Copy and photos taken from the original article by Bill Corcoran published in the Irish Times. Click here to view this article on the Irish Times website.

Researcher based in South Africa finds animal’s antibodies show signs of neutralising variants

The South American alpaca may seem like an unlikely ally in humanity’s fight to overcome the coronavirus, but an Irish scientist believes the mammal is key to developing an effective treatment against the disease.

Dr Peter Durcan, who is based in Cape Town, South Africa, has spent the last year investigating whether alpaca antibodies, produced by its immune system to fight off infections, can be used to treat people with Covid-19.

Despite having to overcome pandemic-related logistical challenges to get his project off the ground, Durcan says recent laboratory test results involving the UK and South African Covid variants have given huge cause for optimism.

We have received results from two different labs that show some of our alpaca antibodies are very potent at neutralising both Covid-19 variants,” he said.

“Based on this, we believe they hold out great promise as potential therapeutic treatments, particularly in the context of the current vaccine delays.”

Dr Peter Durcan and Benedicta Mahlangu

Dr Peter Durcan, founder and chief scientific officer of Afrobodies at his lab in Cape Town with his business partner and wife Benedicta: promising results.

Durcan’s journey of discovery began shortly after the pandemic began early last year, when he and business partner Benedicta, who is also his wife, hit upon the idea of starting an immunisation programme using their alpacas to develop antibodies that could neutralise the virus.

The couple in 2016 established a biotech company called Afrobodies that has since been producing custom-made alpaca antibodies primarily for agricultural and life-science research purposes.

‘Potent against viruses’

“I knew from working with the animals’ antibodies that they were very potent against viruses generally, but there was a high degree of speculation on whether they could work against Covid-19,” said Durcan, who is Afrobodies’ chief scientific officer.

The 37 year old, from Curry in Co Sligo, and his team were initially forced to work around global restrictions to prove the efficacy of the antibodies against the virus. Indeed, the laboratory in Durban that Afrobodies primarily used to conduct tests was closed due to a hard national lockdown in late March. Flights to ship samples of their antibodies to countries with operational laboratory facilities were also hard to secure.

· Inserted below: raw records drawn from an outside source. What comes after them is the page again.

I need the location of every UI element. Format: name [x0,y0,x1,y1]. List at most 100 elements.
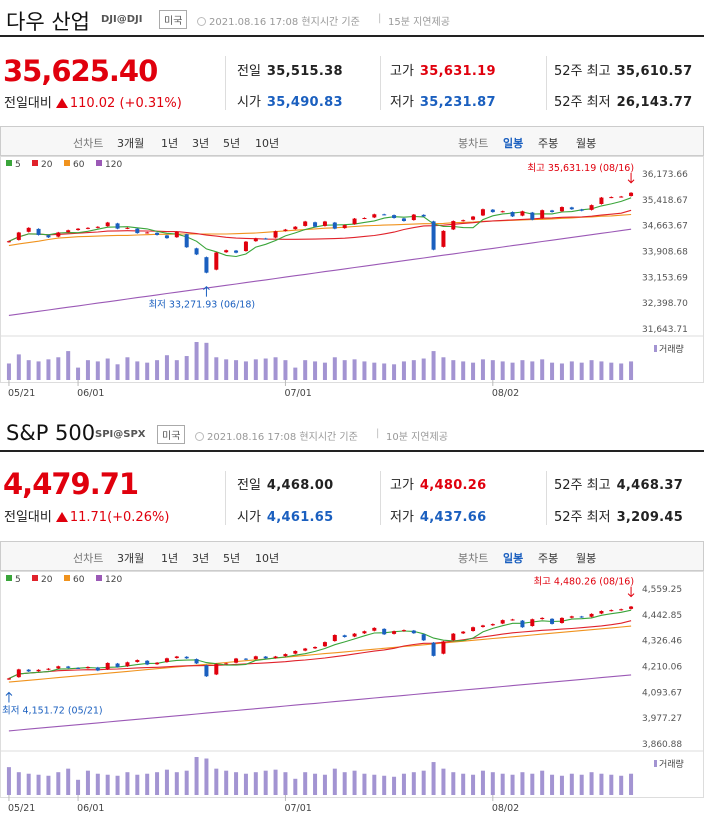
line-chart-button[interactable]: 선차트 [73,552,104,565]
candle-body [490,209,495,213]
volume-bar [26,773,31,795]
line-chart-button[interactable]: 선차트 [73,137,104,150]
candle-body [243,658,248,660]
candle-body [530,212,535,220]
volume-bar [461,361,466,380]
candle-body [520,211,525,216]
candle-body [95,667,100,671]
monthly-button[interactable]: 월봉 [576,137,597,150]
monthly-button[interactable]: 월봉 [576,552,597,565]
volume-bar [441,768,446,795]
weekly-button[interactable]: 주봉 [538,552,559,565]
volume-bar [392,776,397,795]
candle-body [115,223,120,229]
candle-chart-button[interactable]: 봉차트 [458,552,489,565]
candle-body [204,665,209,677]
volume-bar [164,769,169,795]
volume-bar [342,772,347,795]
volume-bar [421,358,426,380]
volume-bar [589,772,594,795]
volume-bar [95,361,100,380]
legend-label: 20 [41,575,53,585]
candle-body [313,222,318,227]
volume-bar [392,364,397,380]
candle-body [303,648,308,651]
candle-body [313,646,318,649]
candle-body [471,627,476,632]
candle-body [322,642,327,647]
volume-bar [342,360,347,380]
range-5y-button[interactable]: 5년 [223,137,241,150]
candle-body [224,663,229,665]
volume-bar [293,778,298,795]
y-tick-label: 33,908.68 [642,248,688,258]
volume-bar [135,774,140,795]
legend-label: 120 [105,575,122,585]
y-tick-label: 4,442.85 [642,611,682,621]
candle-body [411,214,416,221]
dji-panel: 다우 산업 DJI@DJI 미국 2021.08.16 17:08 현지시간 기… [0,0,704,415]
volume-bar [411,360,416,380]
candle-body [559,617,564,624]
low-arrow-head [5,691,13,696]
range-3m-button[interactable]: 3개월 [117,137,145,150]
volume-bar [322,362,327,380]
market-badge: 미국 [159,10,188,29]
candle-chart-button[interactable]: 봉차트 [458,137,489,150]
volume-bar [599,773,604,795]
legend-label: 20 [41,160,53,170]
candle-body [490,624,495,626]
candle-body [76,667,81,669]
candle-body [392,215,397,218]
weekly-button[interactable]: 주봉 [538,137,559,150]
volume-bar [332,357,337,380]
volume-bar [115,775,120,795]
range-3y-button[interactable]: 3년 [192,137,210,150]
volume-bar [500,361,505,380]
range-3m-button[interactable]: 3개월 [117,552,145,565]
volume-bar [471,774,476,795]
candle-body [184,656,189,659]
volume-bar [36,774,41,795]
y-tick-label: 36,173.66 [642,170,688,180]
x-tick-label: 08/02 [492,803,519,814]
candle-body [125,227,130,229]
range-1y-button[interactable]: 1년 [161,137,179,150]
legend-swatch [32,160,38,166]
delay-note: 10분 지연제공 [386,432,448,443]
range-1y-button[interactable]: 1년 [161,552,179,565]
range-3y-button[interactable]: 3년 [192,552,210,565]
volume-bar [66,768,71,795]
candle-body [530,619,535,627]
range-10y-button[interactable]: 10년 [255,552,280,565]
candle-body [332,222,337,229]
volume-bar [540,770,545,795]
daily-button[interactable]: 일봉 [503,137,524,150]
candle-body [145,660,150,665]
y-tick-label: 4,326.46 [642,637,682,647]
candle-body [411,630,416,634]
range-5y-button[interactable]: 5년 [223,552,241,565]
volume-bar [579,362,584,380]
volume-bar [174,772,179,795]
volume-bar [510,362,515,380]
x-tick-label: 05/21 [8,803,35,814]
candle-body [66,230,71,233]
volume-bar [451,772,456,795]
range-10y-button[interactable]: 10년 [255,137,280,150]
candle-body [6,678,11,680]
candle-body [520,620,525,628]
volume-bar [243,773,248,795]
52w-low: 52주 최저 3,209.45 [554,510,684,525]
volume-bar [224,359,229,380]
y-tick-label: 4,093.67 [642,688,682,698]
candle-body [431,642,436,656]
high-price: 고가 35,631.19 [390,64,496,79]
candle-body [6,241,11,243]
candle-body [559,207,564,212]
candle-body [441,641,446,654]
daily-button[interactable]: 일봉 [503,552,524,565]
candle-body [105,222,110,227]
market-badge: 미국 [157,425,186,444]
candle-body [214,252,219,270]
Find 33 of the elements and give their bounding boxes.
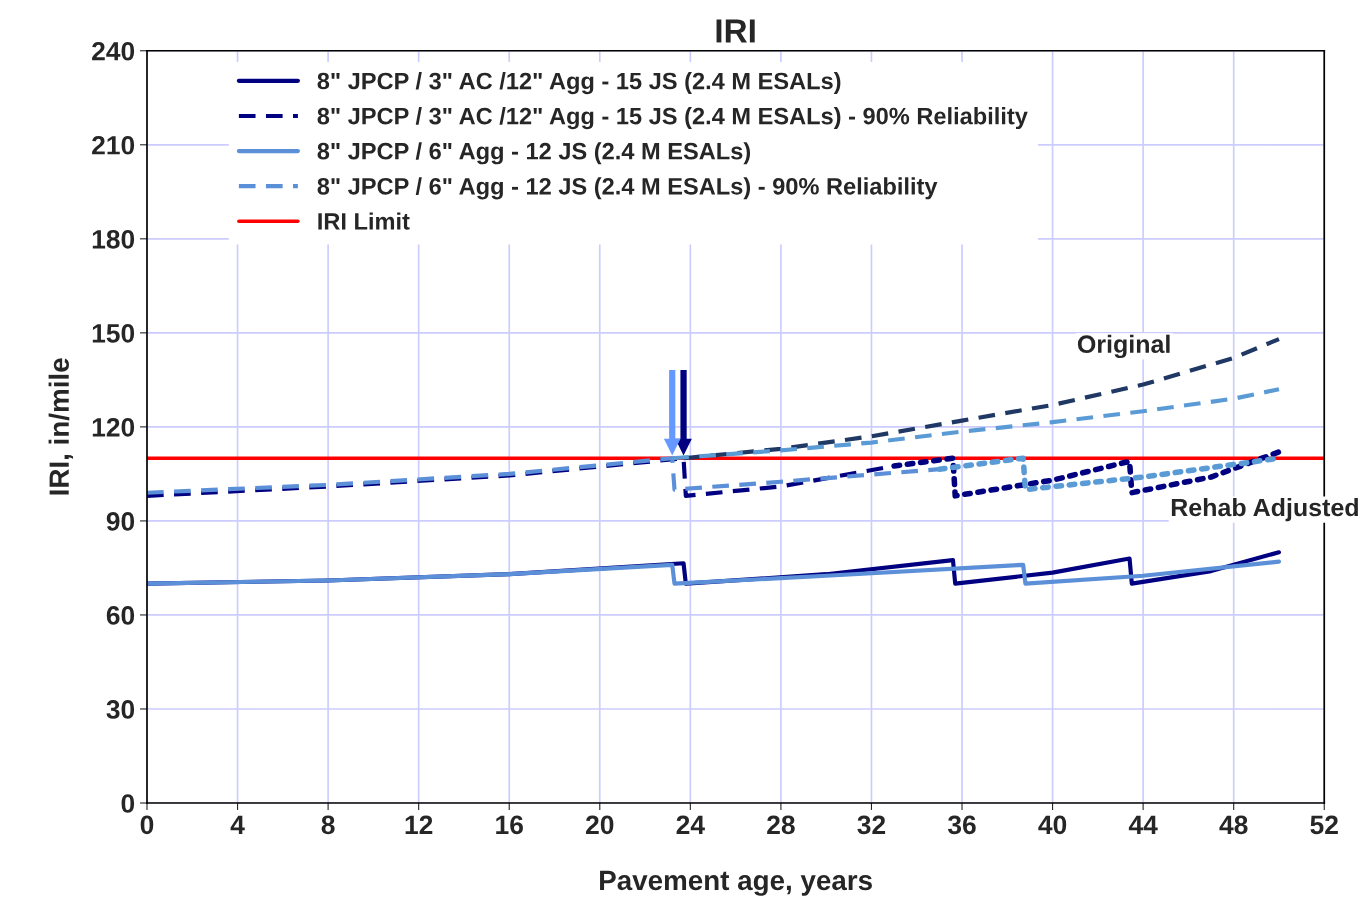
x-tick-label: 20 [586, 815, 614, 835]
x-axis-title: Pavement age, years [600, 870, 872, 896]
y-tick-label: 90 [106, 512, 135, 531]
y-tick-label: 240 [92, 41, 135, 61]
y-tick-label: 150 [92, 323, 135, 343]
y-tick-label: 120 [92, 418, 135, 437]
annotation: Rehab Adjusted [1171, 497, 1358, 522]
legend-label: 8" JPCP / 3" AC /12" Agg - 15 JS (2.4 M ESALs) [317, 72, 841, 95]
x-tick-label: 28 [767, 815, 795, 835]
chart-title: IRI [716, 19, 755, 43]
y-tick-label: 60 [106, 606, 135, 625]
x-tick-label: 0 [140, 815, 154, 835]
x-tick-label: 8 [321, 815, 335, 835]
y-tick-label: 210 [92, 135, 135, 155]
x-tick-label: 44 [1128, 815, 1158, 834]
x-tick-label: 12 [405, 815, 433, 834]
x-tick-label: 52 [1310, 815, 1338, 835]
legend-label: 8" JPCP / 6" Agg - 12 JS (2.4 M ESALs) [317, 142, 751, 165]
x-tick-label: 40 [1038, 815, 1067, 835]
x-tick-label: 36 [947, 815, 976, 835]
x-tick-label: 16 [496, 815, 523, 835]
x-tick-label: 32 [857, 815, 886, 835]
legend-label: 8" JPCP / 6" Agg - 12 JS (2.4 M ESALs) - 90% Reliability [317, 177, 938, 200]
x-tick-label: 48 [1219, 815, 1248, 835]
legend-label: 8" JPCP / 3" AC /12" Agg - 15 JS (2.4 M ESALs) - 90% Reliability [317, 107, 1028, 130]
y-tick-label: 180 [92, 229, 135, 249]
x-tick-label: 4 [230, 815, 245, 834]
legend-label: IRI Limit [318, 212, 410, 230]
y-tick-label: 30 [106, 700, 135, 719]
annotation: Original [1077, 334, 1170, 359]
y-axis-title: IRI, in/mile [48, 358, 74, 495]
y-tick-label: 0 [121, 794, 135, 813]
x-tick-label: 24 [676, 815, 705, 834]
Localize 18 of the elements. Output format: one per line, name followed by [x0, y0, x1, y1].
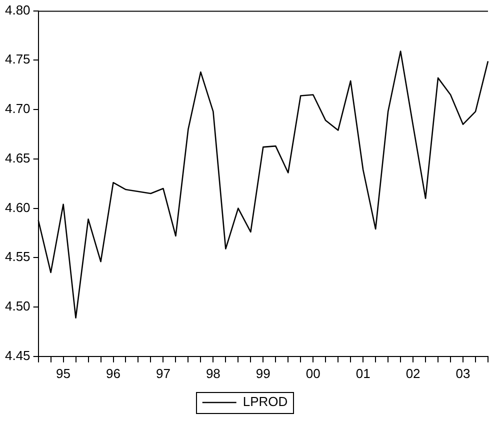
- y-tick-label: 4.80: [4, 2, 30, 18]
- x-tick-label: 96: [106, 366, 120, 381]
- x-tick-label: 01: [356, 366, 370, 381]
- x-tick-label: 03: [456, 366, 470, 381]
- y-tick-label: 4.45: [4, 348, 30, 363]
- legend-label: LPROD: [242, 394, 288, 410]
- x-tick-label: 95: [56, 366, 71, 381]
- x-tick-label: 98: [206, 366, 220, 381]
- y-tick-label: 4.55: [4, 249, 30, 264]
- y-tick-label: 4.65: [4, 150, 30, 166]
- y-tick-label: 4.70: [4, 101, 30, 116]
- x-tick-label: 99: [256, 366, 270, 381]
- y-tick-label: 4.75: [4, 52, 30, 67]
- x-tick-label: 00: [306, 366, 320, 381]
- x-tick-label: 02: [406, 366, 420, 381]
- y-tick-label: 4.50: [4, 298, 30, 314]
- x-tick-label: 97: [156, 366, 170, 381]
- y-tick-label: 4.60: [4, 200, 30, 215]
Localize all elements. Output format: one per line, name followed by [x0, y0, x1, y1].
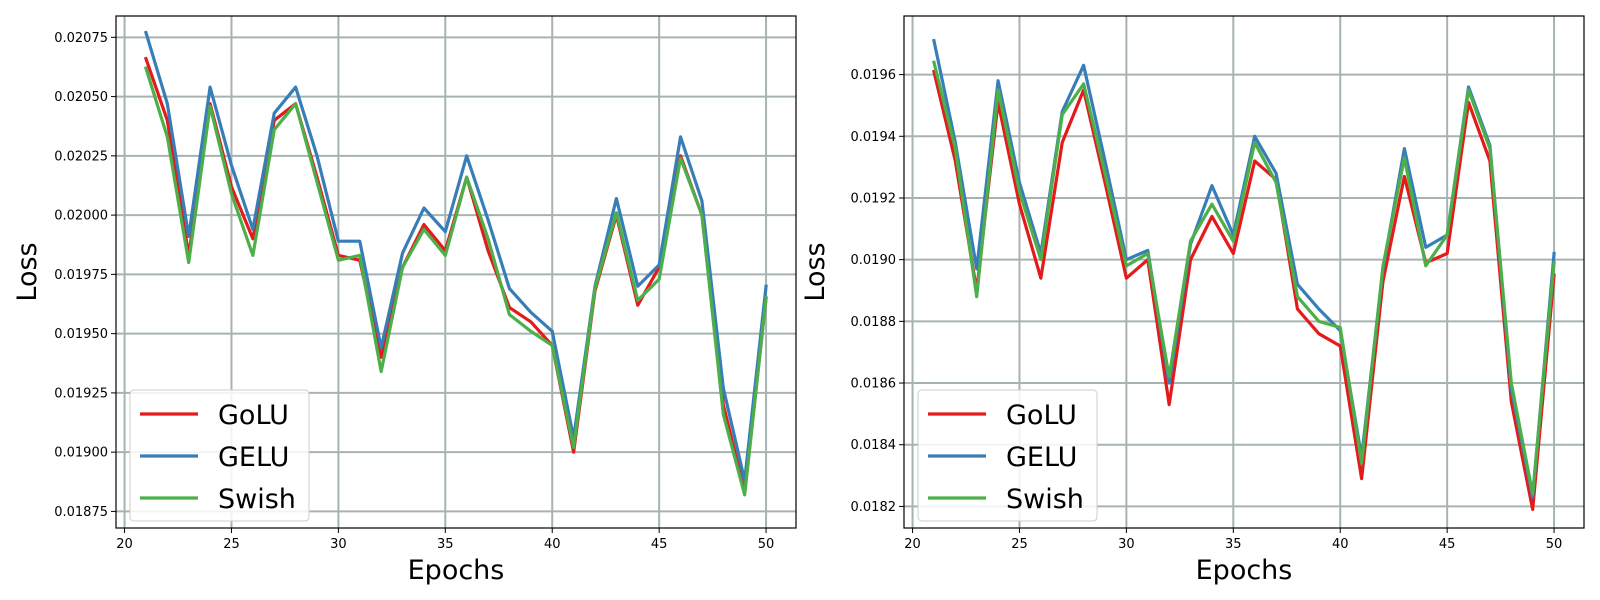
y-tick-label: 0.02075 — [54, 31, 108, 46]
series-line-golu — [932, 69, 1556, 512]
series-lines — [932, 38, 1556, 512]
legend-label: GoLU — [218, 400, 289, 431]
x-axis-label: Epochs — [408, 555, 505, 586]
series-lines — [143, 30, 768, 497]
y-tick-label: 0.01875 — [54, 505, 108, 520]
x-tick-label: 35 — [1225, 537, 1242, 552]
y-tick-label: 0.0184 — [851, 438, 897, 453]
x-tick-label: 45 — [651, 537, 668, 552]
x-tick-label: 40 — [1332, 537, 1349, 552]
y-tick-label: 0.0196 — [851, 68, 897, 83]
plot-frame — [903, 15, 1585, 529]
series-line-swish — [143, 66, 768, 497]
y-tick-label: 0.02050 — [54, 90, 108, 105]
y-tick-label: 0.0192 — [851, 191, 897, 206]
x-tick-label: 20 — [116, 537, 133, 552]
legend-box — [917, 389, 1098, 522]
legend-label: Swish — [1006, 484, 1084, 515]
x-tick-label: 30 — [1118, 537, 1135, 552]
x-tick-label: 30 — [330, 537, 347, 552]
x-tick-label: 25 — [1011, 537, 1028, 552]
legend-label: GELU — [1006, 442, 1077, 473]
y-tick-label: 0.0194 — [851, 130, 897, 145]
y-tick-label: 0.01975 — [54, 268, 108, 283]
y-tick-label: 0.0188 — [851, 315, 897, 330]
legend-label: GELU — [218, 442, 289, 473]
y-tick-label: 0.0186 — [851, 377, 897, 392]
legend: GoLU GELU Swish — [129, 389, 310, 522]
x-axis-label: Epochs — [1196, 555, 1293, 586]
y-tick-label: 0.01950 — [54, 327, 108, 342]
y-tick-label: 0.01900 — [54, 446, 108, 461]
x-tick-label: 40 — [544, 537, 561, 552]
y-tick-label: 0.0182 — [851, 500, 897, 515]
x-tick-label: 20 — [904, 537, 921, 552]
chart-right: 20 25 30 35 40 45 50 0.0182 0.0184 0.0186 0.0188 0.… — [800, 15, 1585, 586]
x-tick-label: 45 — [1439, 537, 1456, 552]
x-tick-label: 25 — [223, 537, 240, 552]
legend-label: GoLU — [1006, 400, 1077, 431]
x-tick-label: 50 — [1546, 537, 1563, 552]
legend-label: Swish — [218, 484, 296, 515]
y-tick-label: 0.0190 — [851, 253, 897, 268]
y-tick-label: 0.02000 — [54, 209, 108, 224]
series-line-gelu — [143, 30, 768, 483]
y-tick-label: 0.02025 — [54, 149, 108, 164]
x-tick-label: 35 — [437, 537, 454, 552]
y-axis-label: Loss — [800, 242, 831, 301]
series-line-swish — [932, 60, 1556, 496]
x-tick-label: 50 — [758, 537, 775, 552]
plot-frame — [115, 15, 797, 529]
legend: GoLU GELU Swish — [917, 389, 1098, 522]
legend-box — [129, 389, 310, 522]
y-axis-label: Loss — [12, 242, 43, 301]
chart-left: 20 25 30 35 40 45 50 0.01875 0.01900 0.01925 0.019… — [12, 15, 797, 586]
y-tick-label: 0.01925 — [54, 386, 108, 401]
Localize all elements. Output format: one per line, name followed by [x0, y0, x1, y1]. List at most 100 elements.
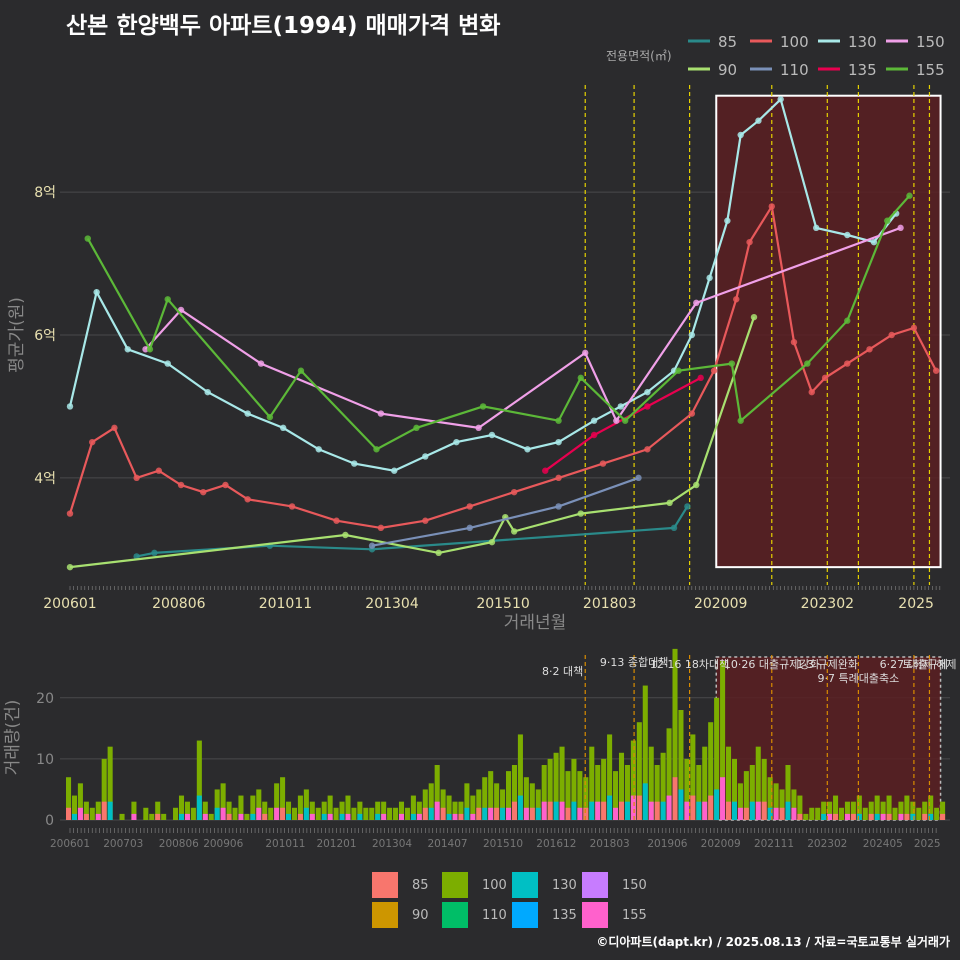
data-point-100: [599, 460, 607, 467]
data-point-155: [84, 235, 91, 242]
data-point-100: [422, 517, 429, 524]
volume-bar: [642, 685, 648, 820]
volume-bar: [244, 813, 250, 820]
volume-bar: [749, 765, 755, 820]
data-point-135: [644, 403, 651, 410]
policy-label: 10·26 대출규제강화: [724, 658, 820, 671]
volume-bar: [315, 807, 321, 820]
data-point-100: [66, 510, 74, 517]
data-point-85: [151, 549, 158, 557]
data-point-155: [266, 413, 274, 421]
volume-bar-segment: [155, 813, 161, 820]
data-point-150: [582, 349, 589, 357]
volume-bar-segment: [940, 813, 946, 820]
volume-bar: [553, 752, 559, 820]
volume-bar: [660, 752, 666, 820]
volume-bar: [178, 795, 185, 820]
volume-bar-segment: [827, 813, 833, 820]
data-point-100: [808, 388, 815, 396]
data-point-155: [577, 374, 584, 382]
volume-bar: [850, 801, 856, 820]
data-point-130: [844, 231, 851, 239]
volume-bar: [226, 801, 232, 820]
vol-x-tick-label: 201304: [372, 838, 412, 850]
volume-bar: [173, 807, 179, 820]
data-point-130: [315, 446, 322, 453]
volume-bar: [428, 783, 434, 820]
volume-bar: [827, 801, 833, 820]
volume-bar: [398, 801, 405, 820]
volume-bar: [624, 765, 630, 820]
volume-bar-segment: [95, 813, 101, 820]
volume-bar-segment: [928, 813, 934, 820]
volume-bar-segment: [726, 801, 732, 820]
volume-bar-segment: [357, 813, 363, 820]
price-plot: 4억 6억 8억 200601 200806 201011 201304 201510 2018…: [7, 85, 950, 633]
policy-label: 8·2 대책: [542, 665, 583, 678]
volume-bar-segment: [464, 807, 470, 820]
volume-bar-segment: [833, 813, 839, 820]
volume-bar-segment: [630, 795, 636, 820]
volume-bar-segment: [547, 801, 553, 820]
volume-bar: [684, 758, 690, 820]
volume-bar-segment: [910, 813, 916, 820]
data-point-100: [768, 203, 775, 210]
data-point-100: [821, 374, 829, 382]
volume-bar: [416, 801, 422, 820]
volume-bar-segment: [624, 801, 630, 820]
volume-bar-segment: [767, 807, 773, 820]
data-point-150: [693, 299, 700, 307]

Nevertheless, Durcan was eventually connected with the Centre for Virus Research at the University of Glasgow, which went on to establish that under laboratory conditions that their antibodies could stop Covid-19 from infecting human cells. More recently the scientists in Scotland have shown that five of the eight alpaca antibodies Afrobodies managed to isolate had “demonstrated a neutralising effect when added to human cells” along with Covid-19, he said.

Potentially even more important, however, are the results the Africa Health Research Institute (AHRI) in South Africa KwaZulu-Natal province recorded in January after testing the antibodies’ impact on the local Covid-19 variant, which is highly transmissible.

Infection and immunity PhD student Shi-Hsia Hwa, who works at the AHRI, confirmed that two of the antibodies they tested on live cultures of the local variant grown in their labs had effectively neutralised the virus.

Therapeutic candidates

Durcan went on to say he believed these two antibodies were the most primary therapeutic candidates globally for the treatment of Covid-19. While other biotech companies are working with alpaca antibodies, none have delivered positive results against the South African variant of the disease to date, he says.

“Given that studies are emerging that indicate some vaccines do not work very well, it is crucial to have an effective treatment against the disease as well,” he said.

“We believe our alpaca antibodies would be best administered using an inhaler as they are 10 times smaller than human antibodies, which enables them to be more effectively delivered to a person’s lungs.”

Durcan, whose career began with a sports science degree at the University of Limerick before he moved on to study a PhD at Manchester Metropolitan University, said Afrobodies has two options going forward. It could either partner with a large pharmaceutical firm to bring their project forward for human trials, or it could try to raise money to develop the treatment themselves.

“We have decided to crowdfund the next stage of testing for our alpaca antibodies, and are setting up a new company called Covid Impilo [the Zulu word for health] to facilitate this,” he explained. “Afrobodies will transfer the rights to the antibodies to Covid Impilo, and it will then seek to raise public money for their further development.”